Ron gave her an incredulous look. “Texas? That’s Republican country.”
“Not in Austin–”
“We need to get out of this fucking country before the whole world explodes! That’s Trump’s plan, you see. See, Trump is a stooge of Putin’s, and he’s a crook anyway, and all this will be proven in the end, and we better get out of here before something like marshal law is declared, and all the right-wing gun nuts go crazy, and we get killed, or arrested and sent to the gulag!”
Ron’s paranoia only increased as he left his job and they had an offer on the house. But it was then that Briana told Ron that she was pregnant (Ron knew that it wasn’t his, as they hadn’t slept together in almost a year), and the failure and misery of his life overwhelmed him. He went down to the school district building and pleaded to get his job back. The regional superintendent whom he finally met with after two postponed meetings had a cruel smile on her face. She was another anti-Trump person, but was also savvy enough to use the liberal outrage of most of the district’s employees against them, pretending that the unfair deal the district was now offering new teachers was the only lifeline remaining that could keep them alive during the current administration.

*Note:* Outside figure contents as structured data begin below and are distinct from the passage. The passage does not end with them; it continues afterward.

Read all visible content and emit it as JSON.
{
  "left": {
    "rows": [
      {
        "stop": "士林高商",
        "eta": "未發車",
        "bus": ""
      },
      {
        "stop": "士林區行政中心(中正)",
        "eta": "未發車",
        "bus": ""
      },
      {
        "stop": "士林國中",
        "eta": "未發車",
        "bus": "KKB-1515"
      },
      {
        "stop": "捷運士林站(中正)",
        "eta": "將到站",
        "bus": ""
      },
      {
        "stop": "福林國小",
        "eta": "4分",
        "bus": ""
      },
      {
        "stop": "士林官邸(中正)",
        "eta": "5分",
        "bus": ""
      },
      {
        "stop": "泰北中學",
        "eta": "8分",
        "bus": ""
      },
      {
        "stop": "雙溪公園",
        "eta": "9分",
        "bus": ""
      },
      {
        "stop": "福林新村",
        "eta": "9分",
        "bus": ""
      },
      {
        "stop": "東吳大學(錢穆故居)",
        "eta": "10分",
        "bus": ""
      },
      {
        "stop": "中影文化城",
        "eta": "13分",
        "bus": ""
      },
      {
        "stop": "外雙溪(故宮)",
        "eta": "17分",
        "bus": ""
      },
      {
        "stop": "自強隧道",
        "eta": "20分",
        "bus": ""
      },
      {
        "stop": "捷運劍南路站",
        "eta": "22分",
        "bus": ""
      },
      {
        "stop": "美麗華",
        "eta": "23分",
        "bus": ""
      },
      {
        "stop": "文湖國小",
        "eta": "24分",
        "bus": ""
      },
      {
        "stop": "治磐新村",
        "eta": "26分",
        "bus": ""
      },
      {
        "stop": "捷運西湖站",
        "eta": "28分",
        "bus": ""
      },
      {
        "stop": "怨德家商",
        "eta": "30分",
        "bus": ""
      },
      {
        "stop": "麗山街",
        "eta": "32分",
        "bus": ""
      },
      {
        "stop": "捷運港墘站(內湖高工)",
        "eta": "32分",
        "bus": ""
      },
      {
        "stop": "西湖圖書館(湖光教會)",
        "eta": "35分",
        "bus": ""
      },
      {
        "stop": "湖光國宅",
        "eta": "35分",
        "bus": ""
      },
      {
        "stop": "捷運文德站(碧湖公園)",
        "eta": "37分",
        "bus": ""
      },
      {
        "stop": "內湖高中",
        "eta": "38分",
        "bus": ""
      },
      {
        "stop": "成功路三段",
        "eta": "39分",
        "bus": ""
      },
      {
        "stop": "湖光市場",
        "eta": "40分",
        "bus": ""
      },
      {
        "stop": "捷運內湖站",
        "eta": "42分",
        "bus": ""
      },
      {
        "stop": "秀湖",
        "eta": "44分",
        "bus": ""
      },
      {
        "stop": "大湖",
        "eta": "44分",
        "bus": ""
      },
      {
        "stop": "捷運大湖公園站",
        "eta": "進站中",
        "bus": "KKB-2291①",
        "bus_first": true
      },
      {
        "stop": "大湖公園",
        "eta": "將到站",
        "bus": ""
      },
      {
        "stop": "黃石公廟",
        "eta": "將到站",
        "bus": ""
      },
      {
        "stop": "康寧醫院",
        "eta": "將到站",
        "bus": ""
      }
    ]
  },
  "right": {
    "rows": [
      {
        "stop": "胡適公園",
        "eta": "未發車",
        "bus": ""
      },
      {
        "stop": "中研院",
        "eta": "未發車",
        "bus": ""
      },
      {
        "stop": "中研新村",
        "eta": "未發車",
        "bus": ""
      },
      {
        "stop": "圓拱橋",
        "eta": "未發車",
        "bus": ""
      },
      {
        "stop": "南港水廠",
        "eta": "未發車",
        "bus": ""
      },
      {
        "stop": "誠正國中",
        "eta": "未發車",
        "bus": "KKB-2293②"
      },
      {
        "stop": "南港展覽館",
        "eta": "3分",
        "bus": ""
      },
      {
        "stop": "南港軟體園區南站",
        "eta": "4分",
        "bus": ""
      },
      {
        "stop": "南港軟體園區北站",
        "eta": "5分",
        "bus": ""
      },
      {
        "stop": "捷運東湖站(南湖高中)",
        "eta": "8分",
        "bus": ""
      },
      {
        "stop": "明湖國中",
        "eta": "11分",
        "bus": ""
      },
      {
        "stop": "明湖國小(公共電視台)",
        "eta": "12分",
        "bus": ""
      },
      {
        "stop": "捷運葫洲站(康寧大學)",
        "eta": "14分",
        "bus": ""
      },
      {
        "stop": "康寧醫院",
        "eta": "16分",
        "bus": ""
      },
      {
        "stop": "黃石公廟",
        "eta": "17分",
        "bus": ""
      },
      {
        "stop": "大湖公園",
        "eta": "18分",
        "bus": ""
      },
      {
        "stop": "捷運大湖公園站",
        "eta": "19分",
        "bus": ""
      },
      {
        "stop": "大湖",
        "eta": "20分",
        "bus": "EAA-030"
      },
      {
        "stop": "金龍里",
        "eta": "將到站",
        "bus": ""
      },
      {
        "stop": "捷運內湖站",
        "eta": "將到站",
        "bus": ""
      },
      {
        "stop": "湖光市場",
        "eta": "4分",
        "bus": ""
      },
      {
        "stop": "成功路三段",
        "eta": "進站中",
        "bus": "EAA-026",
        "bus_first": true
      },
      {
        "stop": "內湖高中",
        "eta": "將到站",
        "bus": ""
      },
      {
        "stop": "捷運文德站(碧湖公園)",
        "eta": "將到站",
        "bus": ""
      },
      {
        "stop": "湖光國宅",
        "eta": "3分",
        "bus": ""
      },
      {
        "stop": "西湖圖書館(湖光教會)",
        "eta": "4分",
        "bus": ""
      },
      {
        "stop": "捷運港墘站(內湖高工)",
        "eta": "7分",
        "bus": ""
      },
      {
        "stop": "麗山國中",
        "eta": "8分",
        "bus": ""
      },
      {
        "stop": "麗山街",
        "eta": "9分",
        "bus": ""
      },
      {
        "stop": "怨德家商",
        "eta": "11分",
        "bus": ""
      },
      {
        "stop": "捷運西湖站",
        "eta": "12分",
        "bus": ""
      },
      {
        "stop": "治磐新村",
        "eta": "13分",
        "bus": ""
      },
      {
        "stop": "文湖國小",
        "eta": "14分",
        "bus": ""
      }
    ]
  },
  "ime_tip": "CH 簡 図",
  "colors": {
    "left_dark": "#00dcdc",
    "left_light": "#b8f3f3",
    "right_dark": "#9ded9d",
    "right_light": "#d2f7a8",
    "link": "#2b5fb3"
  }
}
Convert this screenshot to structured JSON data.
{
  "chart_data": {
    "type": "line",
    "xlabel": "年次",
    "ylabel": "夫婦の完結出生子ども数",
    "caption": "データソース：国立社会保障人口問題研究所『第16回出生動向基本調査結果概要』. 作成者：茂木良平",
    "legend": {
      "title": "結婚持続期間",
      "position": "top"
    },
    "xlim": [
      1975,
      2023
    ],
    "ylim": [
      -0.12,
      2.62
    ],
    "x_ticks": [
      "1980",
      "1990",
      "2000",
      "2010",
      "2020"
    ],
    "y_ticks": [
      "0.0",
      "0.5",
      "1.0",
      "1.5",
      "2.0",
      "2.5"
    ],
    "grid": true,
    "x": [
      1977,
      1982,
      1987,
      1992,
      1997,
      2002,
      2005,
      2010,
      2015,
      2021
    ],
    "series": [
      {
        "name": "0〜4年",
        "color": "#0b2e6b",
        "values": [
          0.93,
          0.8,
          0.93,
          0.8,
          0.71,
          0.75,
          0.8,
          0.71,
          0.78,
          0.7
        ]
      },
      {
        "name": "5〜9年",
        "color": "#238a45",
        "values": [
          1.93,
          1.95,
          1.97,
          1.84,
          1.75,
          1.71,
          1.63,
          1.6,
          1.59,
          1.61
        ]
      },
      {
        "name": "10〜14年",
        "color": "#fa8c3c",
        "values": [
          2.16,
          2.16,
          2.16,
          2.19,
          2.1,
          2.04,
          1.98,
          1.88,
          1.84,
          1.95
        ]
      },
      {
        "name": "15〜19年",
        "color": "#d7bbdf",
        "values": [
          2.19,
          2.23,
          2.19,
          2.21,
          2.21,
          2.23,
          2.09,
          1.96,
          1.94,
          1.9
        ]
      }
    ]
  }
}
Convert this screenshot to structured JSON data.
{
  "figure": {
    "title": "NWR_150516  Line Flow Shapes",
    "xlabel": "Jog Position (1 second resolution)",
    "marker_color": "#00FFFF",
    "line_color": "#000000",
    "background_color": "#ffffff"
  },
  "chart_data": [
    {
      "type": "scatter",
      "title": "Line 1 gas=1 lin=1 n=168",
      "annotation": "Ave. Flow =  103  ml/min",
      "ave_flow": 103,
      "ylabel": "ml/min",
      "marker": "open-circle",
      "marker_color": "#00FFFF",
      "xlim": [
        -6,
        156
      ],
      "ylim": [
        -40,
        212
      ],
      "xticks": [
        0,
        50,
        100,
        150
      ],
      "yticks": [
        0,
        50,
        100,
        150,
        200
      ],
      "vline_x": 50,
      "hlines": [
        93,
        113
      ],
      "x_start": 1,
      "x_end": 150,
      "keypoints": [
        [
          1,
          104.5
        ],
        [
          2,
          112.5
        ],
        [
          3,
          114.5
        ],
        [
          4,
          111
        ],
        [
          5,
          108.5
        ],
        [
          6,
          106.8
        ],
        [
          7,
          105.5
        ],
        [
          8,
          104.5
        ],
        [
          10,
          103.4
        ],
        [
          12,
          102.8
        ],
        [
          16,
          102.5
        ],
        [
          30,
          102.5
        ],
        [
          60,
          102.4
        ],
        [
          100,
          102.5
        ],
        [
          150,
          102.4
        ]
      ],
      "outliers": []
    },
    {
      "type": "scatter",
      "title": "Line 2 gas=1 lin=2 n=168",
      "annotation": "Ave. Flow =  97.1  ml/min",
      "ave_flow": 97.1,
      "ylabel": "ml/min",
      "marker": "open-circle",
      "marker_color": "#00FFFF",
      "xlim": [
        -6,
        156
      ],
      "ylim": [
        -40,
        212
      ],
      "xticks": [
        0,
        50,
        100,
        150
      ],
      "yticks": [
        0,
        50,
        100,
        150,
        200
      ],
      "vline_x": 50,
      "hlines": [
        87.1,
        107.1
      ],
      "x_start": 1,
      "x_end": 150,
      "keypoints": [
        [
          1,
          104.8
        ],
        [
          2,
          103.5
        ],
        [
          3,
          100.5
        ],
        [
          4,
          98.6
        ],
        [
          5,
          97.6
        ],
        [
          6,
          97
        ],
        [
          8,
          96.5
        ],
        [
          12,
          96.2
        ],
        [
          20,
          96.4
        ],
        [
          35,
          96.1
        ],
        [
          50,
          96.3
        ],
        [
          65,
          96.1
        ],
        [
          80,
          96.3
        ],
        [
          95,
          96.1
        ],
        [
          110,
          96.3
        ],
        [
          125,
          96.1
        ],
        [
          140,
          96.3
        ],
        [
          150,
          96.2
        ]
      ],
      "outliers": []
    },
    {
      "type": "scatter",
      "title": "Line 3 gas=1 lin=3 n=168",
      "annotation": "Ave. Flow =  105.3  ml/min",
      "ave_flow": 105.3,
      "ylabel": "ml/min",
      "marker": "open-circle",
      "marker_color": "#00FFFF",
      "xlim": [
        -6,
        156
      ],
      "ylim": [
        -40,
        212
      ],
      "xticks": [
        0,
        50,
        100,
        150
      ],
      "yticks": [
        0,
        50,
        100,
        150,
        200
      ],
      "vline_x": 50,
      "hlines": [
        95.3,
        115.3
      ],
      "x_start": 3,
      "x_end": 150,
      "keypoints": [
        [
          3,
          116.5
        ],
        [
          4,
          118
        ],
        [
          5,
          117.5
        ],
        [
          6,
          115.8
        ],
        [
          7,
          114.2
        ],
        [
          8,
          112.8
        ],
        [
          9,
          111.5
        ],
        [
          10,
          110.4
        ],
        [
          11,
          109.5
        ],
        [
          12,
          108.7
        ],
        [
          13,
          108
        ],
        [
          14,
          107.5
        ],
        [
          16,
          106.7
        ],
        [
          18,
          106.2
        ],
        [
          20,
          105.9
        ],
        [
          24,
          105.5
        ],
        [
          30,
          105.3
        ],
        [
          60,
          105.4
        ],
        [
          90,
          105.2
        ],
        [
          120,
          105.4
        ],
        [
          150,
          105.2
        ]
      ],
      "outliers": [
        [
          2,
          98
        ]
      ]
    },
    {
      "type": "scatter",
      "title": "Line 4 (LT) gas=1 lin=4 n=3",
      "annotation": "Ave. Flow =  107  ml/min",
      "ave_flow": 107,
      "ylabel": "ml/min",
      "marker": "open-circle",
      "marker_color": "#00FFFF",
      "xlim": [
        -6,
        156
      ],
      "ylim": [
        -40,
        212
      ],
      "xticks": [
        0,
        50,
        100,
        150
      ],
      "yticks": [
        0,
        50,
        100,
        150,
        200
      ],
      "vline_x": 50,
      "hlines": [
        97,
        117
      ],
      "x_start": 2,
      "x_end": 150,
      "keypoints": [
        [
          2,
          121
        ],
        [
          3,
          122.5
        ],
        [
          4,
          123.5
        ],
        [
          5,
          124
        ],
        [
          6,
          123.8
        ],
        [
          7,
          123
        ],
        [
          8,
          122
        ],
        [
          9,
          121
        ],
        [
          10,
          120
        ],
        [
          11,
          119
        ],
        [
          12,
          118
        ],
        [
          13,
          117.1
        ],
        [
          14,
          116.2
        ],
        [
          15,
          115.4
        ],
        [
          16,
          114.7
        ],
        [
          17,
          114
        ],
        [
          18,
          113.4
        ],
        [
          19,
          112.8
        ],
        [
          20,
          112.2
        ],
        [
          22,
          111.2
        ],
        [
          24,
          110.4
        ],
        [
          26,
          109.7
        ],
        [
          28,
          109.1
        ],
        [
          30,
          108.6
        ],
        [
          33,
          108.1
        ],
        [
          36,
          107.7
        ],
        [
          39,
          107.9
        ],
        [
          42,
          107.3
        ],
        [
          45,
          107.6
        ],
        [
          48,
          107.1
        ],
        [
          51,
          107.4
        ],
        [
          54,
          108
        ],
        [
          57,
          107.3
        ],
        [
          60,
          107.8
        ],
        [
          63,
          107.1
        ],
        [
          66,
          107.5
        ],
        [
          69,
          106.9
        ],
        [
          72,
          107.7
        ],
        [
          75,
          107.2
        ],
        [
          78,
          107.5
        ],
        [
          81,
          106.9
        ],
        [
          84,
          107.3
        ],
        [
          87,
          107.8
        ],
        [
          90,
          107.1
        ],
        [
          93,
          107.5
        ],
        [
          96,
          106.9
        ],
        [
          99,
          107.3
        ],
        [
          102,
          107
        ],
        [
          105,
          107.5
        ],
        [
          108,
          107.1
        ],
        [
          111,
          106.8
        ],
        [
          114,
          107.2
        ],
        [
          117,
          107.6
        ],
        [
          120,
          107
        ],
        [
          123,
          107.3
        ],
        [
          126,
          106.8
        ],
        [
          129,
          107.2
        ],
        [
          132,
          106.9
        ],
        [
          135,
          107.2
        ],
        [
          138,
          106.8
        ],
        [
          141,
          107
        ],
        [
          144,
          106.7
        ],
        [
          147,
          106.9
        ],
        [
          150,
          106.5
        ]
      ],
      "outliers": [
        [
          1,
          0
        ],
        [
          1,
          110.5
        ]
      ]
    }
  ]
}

He was hired as a long term sub, no offered health care. He was forced to pay into TRIP (the Teacher’s Retirement Insurance Plan), of which only a small portion had been paid over his fifteen previous years in the classroom. Eventually he was forced to sell the house anyway, no longer able to afford it with the new child (who was very dark skinned) and their increased expenses. Ron never said anything about the child clearly not being his own (although both children frequently asked the baby “Who’s your Daddy?” before breaking up into giggles and finally being yelled at by their humiliated father.)
Ronald McCann never really left America (except during a family vacation the summer of 2018, a cruise to Alaska and western Canada), and eventually got a permanent job at an high school, teaching the newly Republican curriculum of the newly revised history, to an ignorant group of children of terrified right-wing parents. At least one of these brats would smugly wear one of those red Trump hats everyday, challenging anyone to challenge them.
By 2020, with the election getting closer and closer, and with all the sleazy, mostly untrue scandals exploding about the many Democratic candidates, when the person whom Ron most supported got cheated out of the primary by the left-wing Tea Party, he finally decided that, for the first time, he was not going to vote. Since he had given up on Canada, he finally decided it was time to give up on America too.